Le Youtubeur aurait insisté pour que la jeune femme mette son string dans sa bouche, ce qu’elle aurait refusé. « Il m’a attrapée et tirée sur le côté du lit, et est allé dans son sac chercher un énorme pot de lubrifiant. Il a commencé à m’en mettre partout, j’étais écoeurée », poursuit-elle.
Des selfies amoureux et « spontanés » envoyés à plusieurs femmes
Norman Thavaud aurait confisqué son téléphone portable lors de leur rencontre. L’étudiante aurait remarqué avoir été renommée « Elea (le prénom a été modifié pour préserver l’anonymat) 18 ans Open » dans les contacts du vidéaste.
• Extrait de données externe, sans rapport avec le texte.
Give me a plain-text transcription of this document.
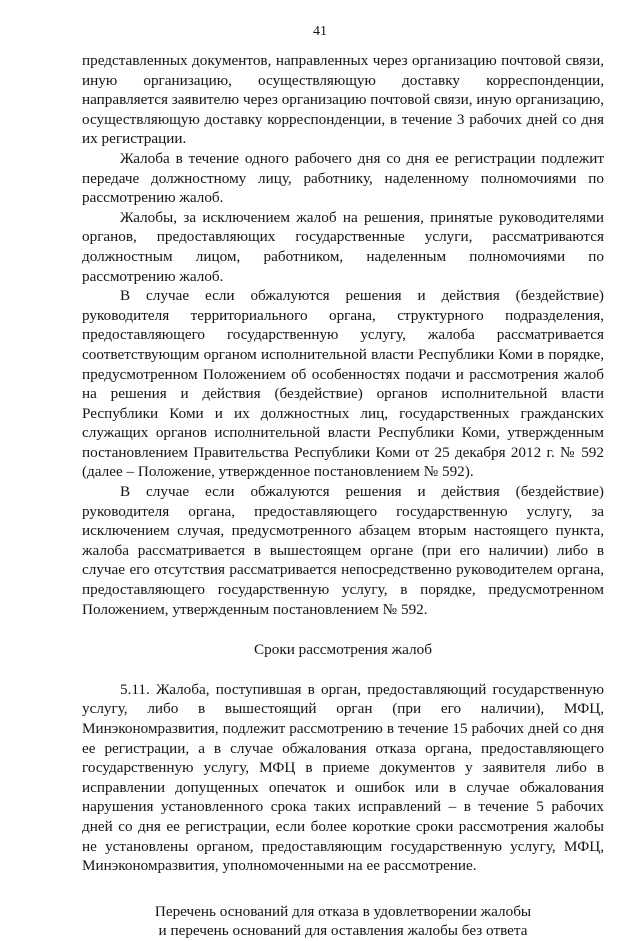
41

представленных документов, направленных через организацию почтовой связи, иную организацию, осуществляющую доставку корреспонденции, направляется заявителю через организацию почтовой связи, иную организацию, осуществляющую доставку корреспонденции, в течение 3 рабочих дней со дня их регистрации.

Жалоба в течение одного рабочего дня со дня ее регистрации подлежит передаче должностному лицу, работнику, наделенному полномочиями по рассмотрению жалоб.

Жалобы, за исключением жалоб на решения, принятые руководителями органов, предоставляющих государственные услуги, рассматриваются должностным лицом, работником, наделенным полномочиями по рассмотрению жалоб.

В случае если обжалуются решения и действия (бездействие) руководителя территориального органа, структурного подразделения, предоставляющего государственную услугу, жалоба рассматривается соответствующим органом исполнительной власти Республики Коми в порядке, предусмотренном Положением об особенностях подачи и рассмотрения жалоб на решения и действия (бездействие) органов исполнительной власти Республики Коми и их должностных лиц, государственных гражданских служащих органов исполнительной власти Республики Коми, утвержденным постановлением Правительства Республики Коми от 25 декабря 2012 г. № 592 (далее – Положение, утвержденное постановлением № 592).

В случае если обжалуются решения и действия (бездействие) руководителя органа, предоставляющего государственную услугу, за исключением случая, предусмотренного абзацем вторым настоящего пункта, жалоба рассматривается в вышестоящем органе (при его наличии) либо в случае его отсутствия рассматривается непосредственно руководителем органа, предоставляющего государственную услугу, в порядке, предусмотренном Положением, утвержденным постановлением № 592.

Сроки рассмотрения жалоб

5.11. Жалоба, поступившая в орган, предоставляющий государственную услугу, либо в вышестоящий орган (при его наличии), МФЦ, Минэкономразвития, подлежит рассмотрению в течение 15 рабочих дней со дня ее регистрации, а в случае обжалования отказа органа, предоставляющего государственную услугу, МФЦ в приеме документов у заявителя либо в исправлении допущенных опечаток и ошибок или в случае обжалования нарушения установленного срока таких исправлений – в течение 5 рабочих дней со дня ее регистрации, если более короткие сроки рассмотрения жалобы не установлены органом, предоставляющим государственную услугу, МФЦ, Минэкономразвития, уполномоченными на ее рассмотрение.

Перечень оснований для отказа в удовлетворении жалобы

и перечень оснований для оставления жалобы без ответа
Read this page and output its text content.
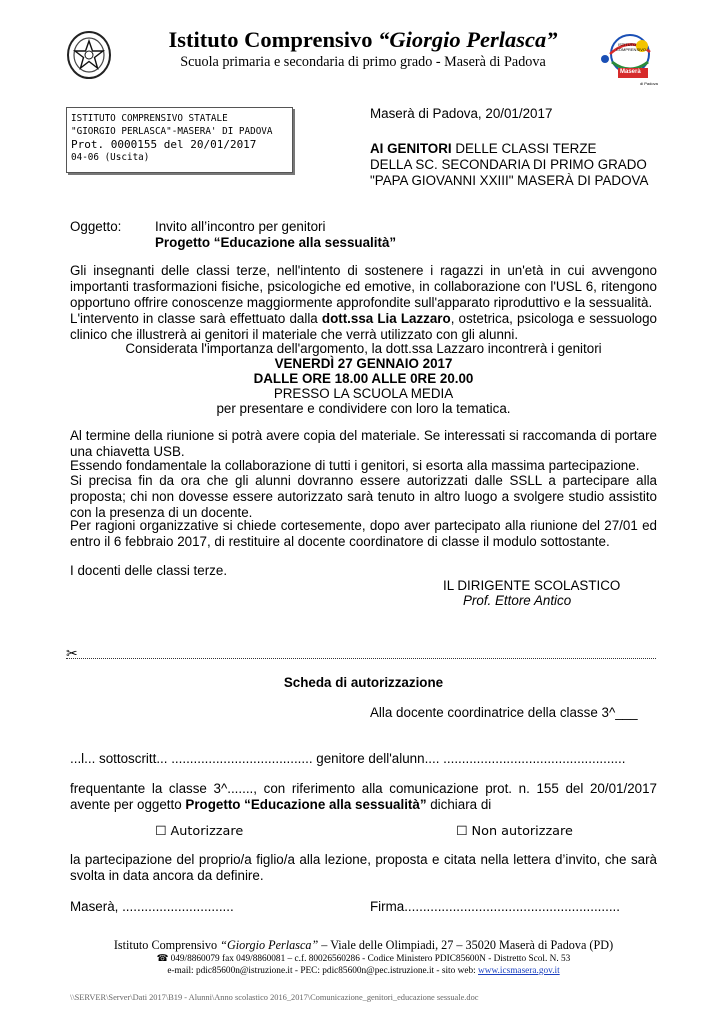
Istituto Comprensivo “Giorgio Perlasca”
Scuola primaria e secondaria di primo grado - Maserà di Padova
ISTITUTO
COMPRENSIVO
Maserà
di Padova
ISTITUTO COMPRENSIVO STATALE
"GIORGIO PERLASCA"-MASERA' DI PADOVA
Prot. 0000155 del 20/01/2017
04-06 (Uscita)
Maserà di Padova, 20/01/2017
AI GENITORI DELLE CLASSI TERZE
DELLA SC. SECONDARIA DI PRIMO GRADO
"PAPA GIOVANNI XXIII" MASERÀ DI PADOVA
Oggetto:	Invito all’incontro per genitori
Progetto “Educazione alla sessualità”
Gli insegnanti delle classi terze, nell'intento di sostenere i ragazzi in un'età in cui avvengono importanti trasformazioni fisiche, psicologiche ed emotive, in collaborazione con l'USL 6, ritengono opportuno offrire conoscenze maggiormente approfondite sull'apparato riproduttivo e la sessualità.
L'intervento in classe sarà effettuato dalla dott.ssa Lia Lazzaro, ostetrica, psicologa e sessuologo clinico che illustrerà ai genitori il materiale che verrà utilizzato con gli alunni.
Considerata l'importanza dell'argomento, la dott.ssa Lazzaro incontrerà i genitori
VENERDÌ 27 GENNAIO 2017
DALLE ORE 18.00 ALLE 0RE 20.00
PRESSO LA SCUOLA MEDIA
per presentare e condividere con loro la tematica.
Al termine della riunione si potrà avere copia del materiale. Se interessati si raccomanda di portare una chiavetta USB.
Essendo fondamentale la collaborazione di tutti i genitori, si esorta alla massima partecipazione.
Si precisa fin da ora che gli alunni dovranno essere autorizzati dalle SSLL a partecipare alla proposta; chi non dovesse essere autorizzato sarà tenuto in altro luogo a svolgere studio assistito con la presenza di un docente.
Per ragioni organizzative si chiede cortesemente, dopo aver partecipato alla riunione del 27/01 ed entro il 6 febbraio 2017, di restituire al docente coordinatore di classe il modulo sottostante.
I docenti delle classi terze.
IL DIRIGENTE SCOLASTICO
Prof. Ettore Antico
✂
Scheda di autorizzazione
Alla docente coordinatrice della classe 3^___
...l... sottoscritt... ...................................... genitore dell'alunn.... .................................................
frequentante la classe 3^......., con riferimento alla comunicazione prot. n. 155 del 20/01/2017
avente per oggetto Progetto “Educazione alla sessualità” dichiara di
☐ Autorizzare	☐ Non autorizzare
la partecipazione del proprio/a figlio/a alla lezione, proposta e citata nella lettera d’invito, che sarà svolta in data ancora da definire.
Maserà, ..............................	Firma..........................................................
Istituto Comprensivo “Giorgio Perlasca” – Viale delle Olimpiadi, 27 – 35020 Maserà di Padova (PD)
☎ 049/8860079 fax 049/8860081 – c.f. 80026560286 - Codice Ministero PDIC85600N - Distretto Scol. N. 53
e-mail: pdic85600n@istruzione.it - PEC: pdic85600n@pec.istruzione.it - sito web: www.icsmasera.gov.it
\\SERVER\Server\Dati 2017\B19 - Alunni\Anno scolastico 2016_2017\Comunicazione_genitori_educazione sessuale.doc
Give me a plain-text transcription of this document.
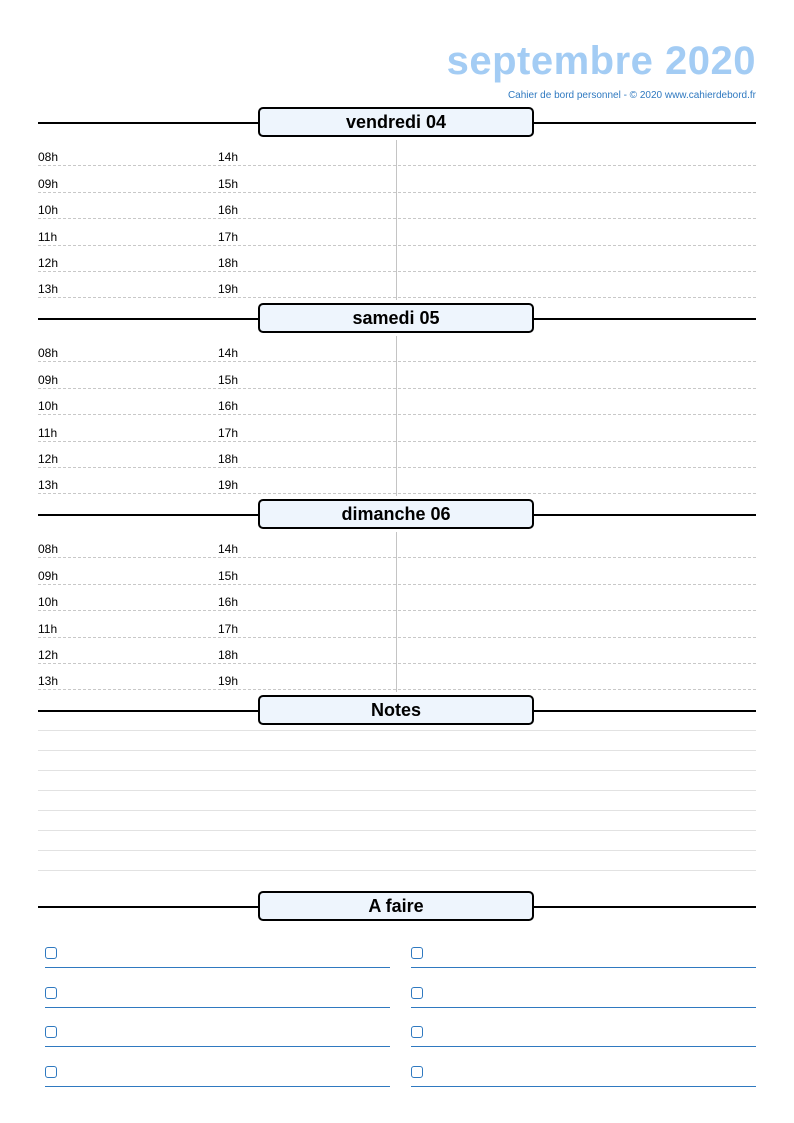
septembre 2020
Cahier de bord personnel - © 2020 www.cahierdebord.fr
vendredi 04
08h	14h
09h	15h
10h	16h
11h	17h
12h	18h
13h	19h
samedi 05
08h	14h
09h	15h
10h	16h
11h	17h
12h	18h
13h	19h
dimanche 06
08h	14h
09h	15h
10h	16h
11h	17h
12h	18h
13h	19h
Notes
A faire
Même quand je n’avais pas envie, il me forçait. On devait faire ça de 20 heures à minuit. Sinon, il disait que j’étais asexuelle.
En couple quelques mois avec ce dernier, Alexandra, qui témoigne également dans Libération,dénonce à son tour un « chantage affectif », expression qu’elle emploie. « Même quand je n’avais pas envie, il me forçait [à faire une fellation ou à le masturber, ndlr]. On devait faire ça de 20 heures à minuit. Sinon, il disait que j’étais asexuelle. »
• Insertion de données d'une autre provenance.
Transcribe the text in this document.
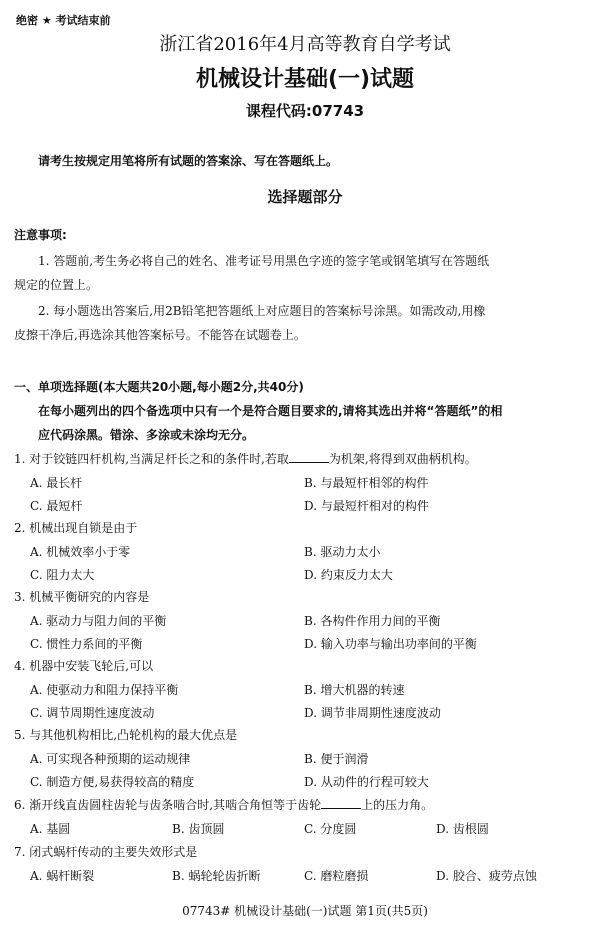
绝密 ★ 考试结束前
浙江省2016年4月高等教育自学考试
机械设计基础(一)试题
课程代码:07743
请考生按规定用笔将所有试题的答案涂、写在答题纸上。
选择题部分
注意事项:
1. 答题前,考生务必将自己的姓名、准考证号用黑色字迹的签字笔或钢笔填写在答题纸
规定的位置上。
2. 每小题选出答案后,用2B铅笔把答题纸上对应题目的答案标号涂黑。如需改动,用橡
皮擦干净后,再选涂其他答案标号。不能答在试题卷上。
一、单项选择题(本大题共20小题,每小题2分,共40分)
在每小题列出的四个备选项中只有一个是符合题目要求的,请将其选出并将“答题纸”的相
应代码涂黑。错涂、多涂或未涂均无分。
1. 对于铰链四杆机构,当满足杆长之和的条件时,若取	为机架,将得到双曲柄机构。
A. 最长杆	B. 与最短杆相邻的构件
C. 最短杆	D. 与最短杆相对的构件
2. 机械出现自锁是由于
A. 机械效率小于零	B. 驱动力太小
C. 阻力太大	D. 约束反力太大
3. 机械平衡研究的内容是
A. 驱动力与阻力间的平衡	B. 各构件作用力间的平衡
C. 惯性力系间的平衡	D. 输入功率与输出功率间的平衡
4. 机器中安装飞轮后,可以
A. 使驱动力和阻力保持平衡	B. 增大机器的转速
C. 调节周期性速度波动	D. 调节非周期性速度波动
5. 与其他机构相比,凸轮机构的最大优点是
A. 可实现各种预期的运动规律	B. 便于润滑
C. 制造方便,易获得较高的精度	D. 从动件的行程可较大
6. 渐开线直齿圆柱齿轮与齿条啮合时,其啮合角恒等于齿轮	上的压力角。
A. 基圆	B. 齿顶圆	C. 分度圆	D. 齿根圆
7. 闭式蜗杆传动的主要失效形式是
A. 蜗杆断裂	B. 蜗轮轮齿折断	C. 磨粒磨损	D. 胶合、疲劳点蚀
07743# 机械设计基础(一)试题 第1页(共5页)
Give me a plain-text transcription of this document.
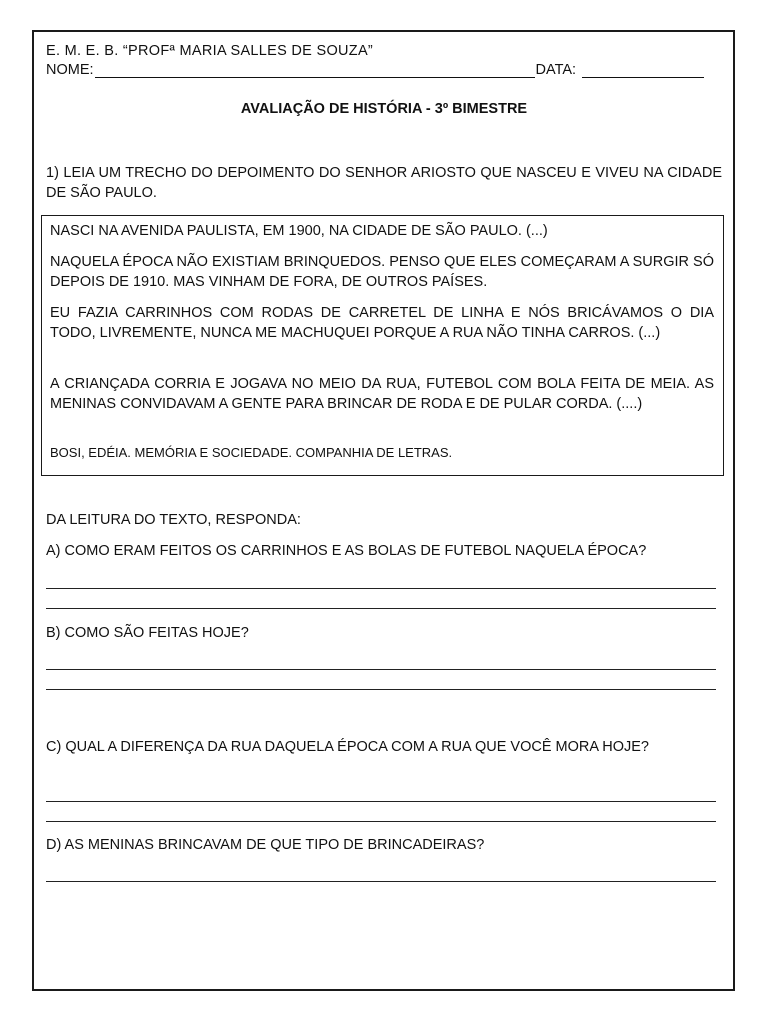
E. M. E. B. “PROFª MARIA SALLES DE SOUZA”
NOME:	DATA:
AVALIAÇÃO DE HISTÓRIA - 3º BIMESTRE
1) LEIA UM TRECHO DO DEPOIMENTO DO SENHOR ARIOSTO QUE NASCEU E VIVEU NA CIDADE DE SÃO PAULO.
NASCI NA AVENIDA PAULISTA, EM 1900, NA CIDADE DE SÃO PAULO. (...)
NAQUELA ÉPOCA NÃO EXISTIAM BRINQUEDOS. PENSO QUE ELES COMEÇARAM A SURGIR SÓ DEPOIS DE 1910. MAS VINHAM DE FORA, DE OUTROS PAÍSES.
EU FAZIA CARRINHOS COM RODAS DE CARRETEL DE LINHA E NÓS BRICÁVAMOS O DIA TODO, LIVREMENTE, NUNCA ME MACHUQUEI PORQUE A RUA NÃO TINHA CARROS. (...)
A CRIANÇADA CORRIA E JOGAVA NO MEIO DA RUA, FUTEBOL COM BOLA FEITA DE MEIA. AS MENINAS CONVIDAVAM A GENTE PARA BRINCAR DE RODA E DE PULAR CORDA. (....)
BOSI, EDÉIA. MEMÓRIA E SOCIEDADE. COMPANHIA DE LETRAS.
DA LEITURA DO TEXTO, RESPONDA:
A) COMO ERAM FEITOS OS CARRINHOS E AS BOLAS DE FUTEBOL NAQUELA ÉPOCA?
B) COMO SÃO FEITAS HOJE?
C) QUAL A DIFERENÇA DA RUA DAQUELA ÉPOCA COM A RUA QUE VOCÊ MORA HOJE?
D) AS MENINAS BRINCAVAM DE QUE TIPO DE BRINCADEIRAS?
Réunies en association, qu’elles ont nommé « Les Audacieuses », les jeunes femmes qui accuse Norman Thavaud ont réalisé que les selfies qu’elle recevait de ce dernier, tourse nu et bouche en cœur, étaient identiques. L’homme faisait croire qu’ils leur étaient personnellement adressés, et envoyés spontanément.
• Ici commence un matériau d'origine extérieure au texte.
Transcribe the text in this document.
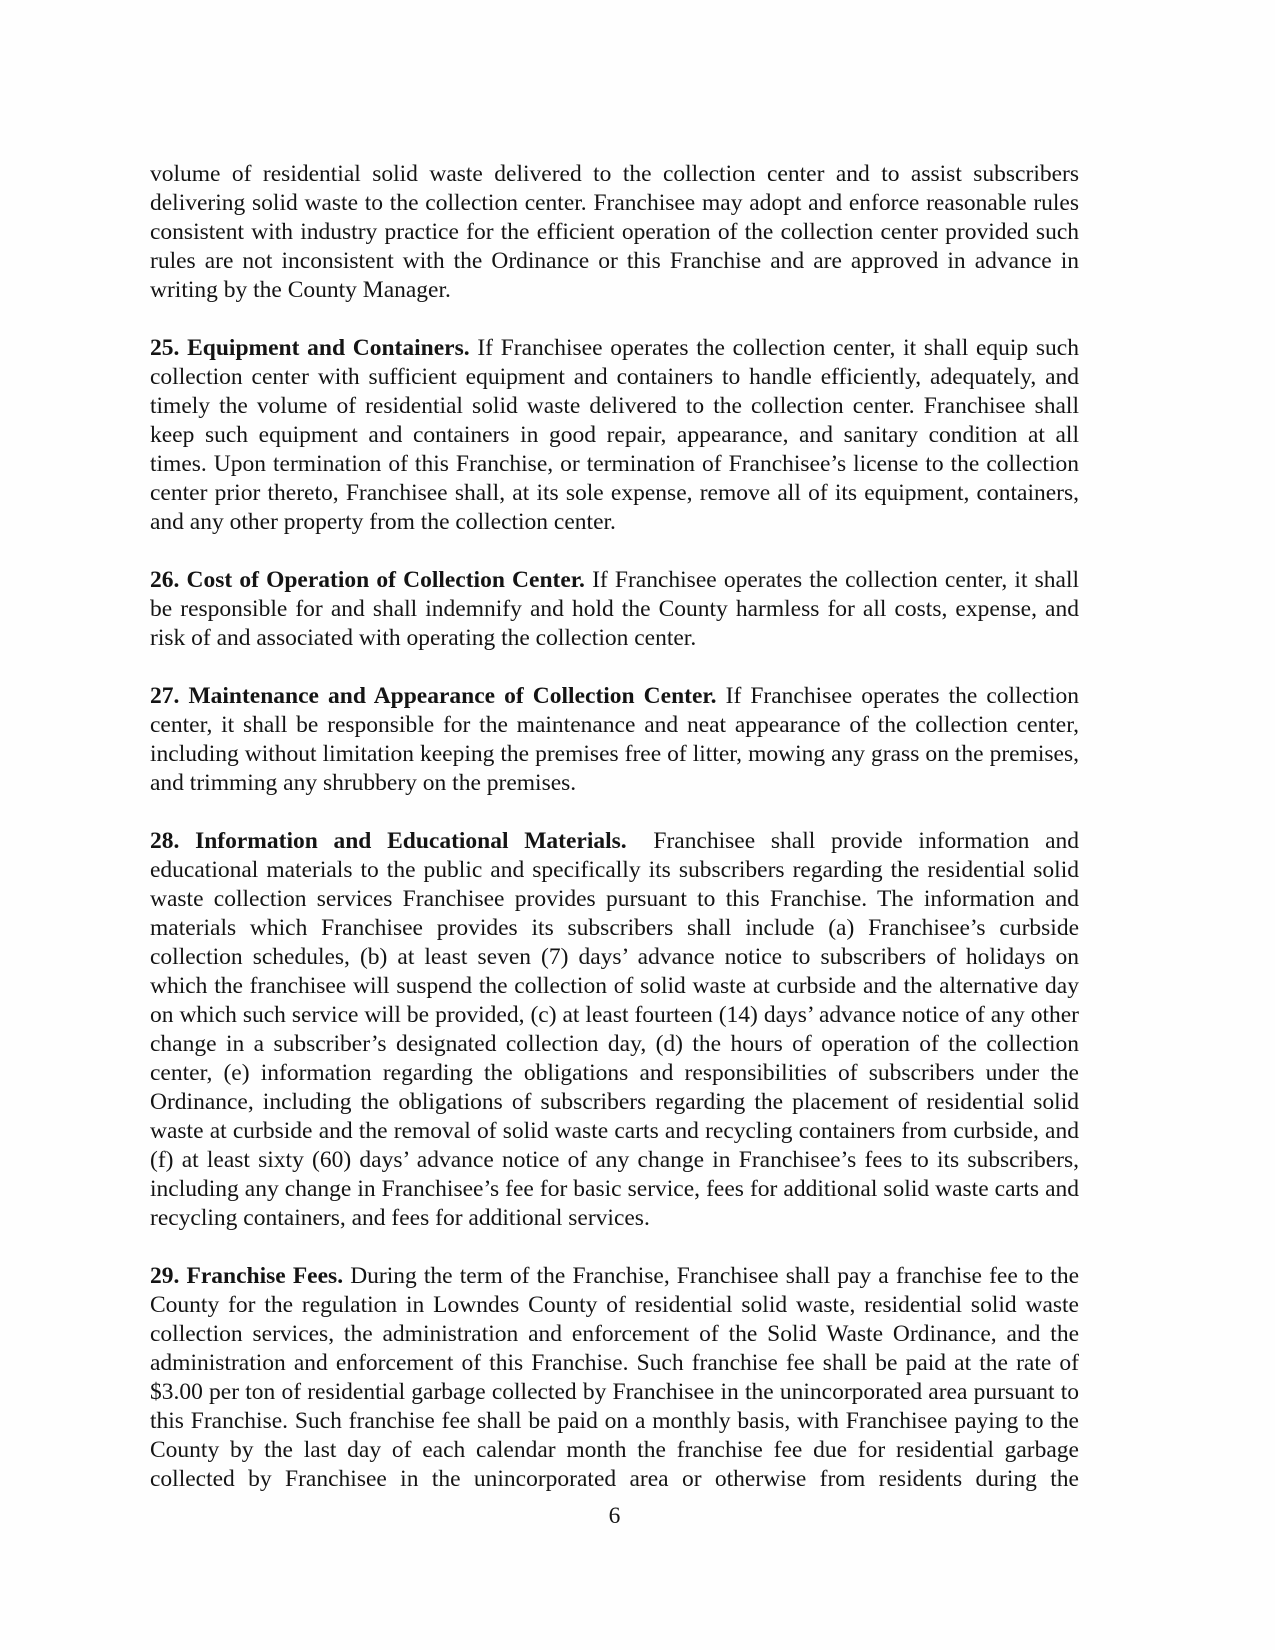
volume of residential solid waste delivered to the collection center and to assist subscribers delivering solid waste to the collection center. Franchisee may adopt and enforce reasonable rules consistent with industry practice for the efficient operation of the collection center provided such rules are not inconsistent with the Ordinance or this Franchise and are approved in advance in writing by the County Manager.

25. Equipment and Containers. If Franchisee operates the collection center, it shall equip such collection center with sufficient equipment and containers to handle efficiently, adequately, and timely the volume of residential solid waste delivered to the collection center. Franchisee shall keep such equipment and containers in good repair, appearance, and sanitary condition at all times. Upon termination of this Franchise, or termination of Franchisee’s license to the collection center prior thereto, Franchisee shall, at its sole expense, remove all of its equipment, containers, and any other property from the collection center.

26. Cost of Operation of Collection Center. If Franchisee operates the collection center, it shall be responsible for and shall indemnify and hold the County harmless for all costs, expense, and risk of and associated with operating the collection center.

27. Maintenance and Appearance of Collection Center. If Franchisee operates the collection center, it shall be responsible for the maintenance and neat appearance of the collection center, including without limitation keeping the premises free of litter, mowing any grass on the premises, and trimming any shrubbery on the premises.

28. Information and Educational Materials. Franchisee shall provide information and educational materials to the public and specifically its subscribers regarding the residential solid waste collection services Franchisee provides pursuant to this Franchise. The information and materials which Franchisee provides its subscribers shall include (a) Franchisee’s curbside collection schedules, (b) at least seven (7) days’ advance notice to subscribers of holidays on which the franchisee will suspend the collection of solid waste at curbside and the alternative day on which such service will be provided, (c) at least fourteen (14) days’ advance notice of any other change in a subscriber’s designated collection day, (d) the hours of operation of the collection center, (e) information regarding the obligations and responsibilities of subscribers under the Ordinance, including the obligations of subscribers regarding the placement of residential solid waste at curbside and the removal of solid waste carts and recycling containers from curbside, and (f) at least sixty (60) days’ advance notice of any change in Franchisee’s fees to its subscribers, including any change in Franchisee’s fee for basic service, fees for additional solid waste carts and recycling containers, and fees for additional services.

29. Franchise Fees. During the term of the Franchise, Franchisee shall pay a franchise fee to the County for the regulation in Lowndes County of residential solid waste, residential solid waste collection services, the administration and enforcement of the Solid Waste Ordinance, and the administration and enforcement of this Franchise. Such franchise fee shall be paid at the rate of $3.00 per ton of residential garbage collected by Franchisee in the unincorporated area pursuant to this Franchise. Such franchise fee shall be paid on a monthly basis, with Franchisee paying to the County by the last day of each calendar month the franchise fee due for residential garbage collected by Franchisee in the unincorporated area or otherwise from residents during the

6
Trois d’entre elles ont reçu le même cliché à la même heure, par exemple.
« Les Audacieuses » sont treize désormais. Deux d’entre elles ont rejoint le groupe ces derniers jours, à la suite des révélations de Libération.
Pour rappel, le parquet de Paris a indiqué que la procédure (ouverte en janvier 2022) concernait six plaignantes. D’après Libération, cinq d’entre elles accuseraient le vidéaste de 35 ans de viol, dont deux mineures au moment des faits présumés.
Norman Thavaud dément ses allégations et accuse Maggie Desmarais de l’accuser par pur déception et vengeance amoureuse. Il est présumé innocent.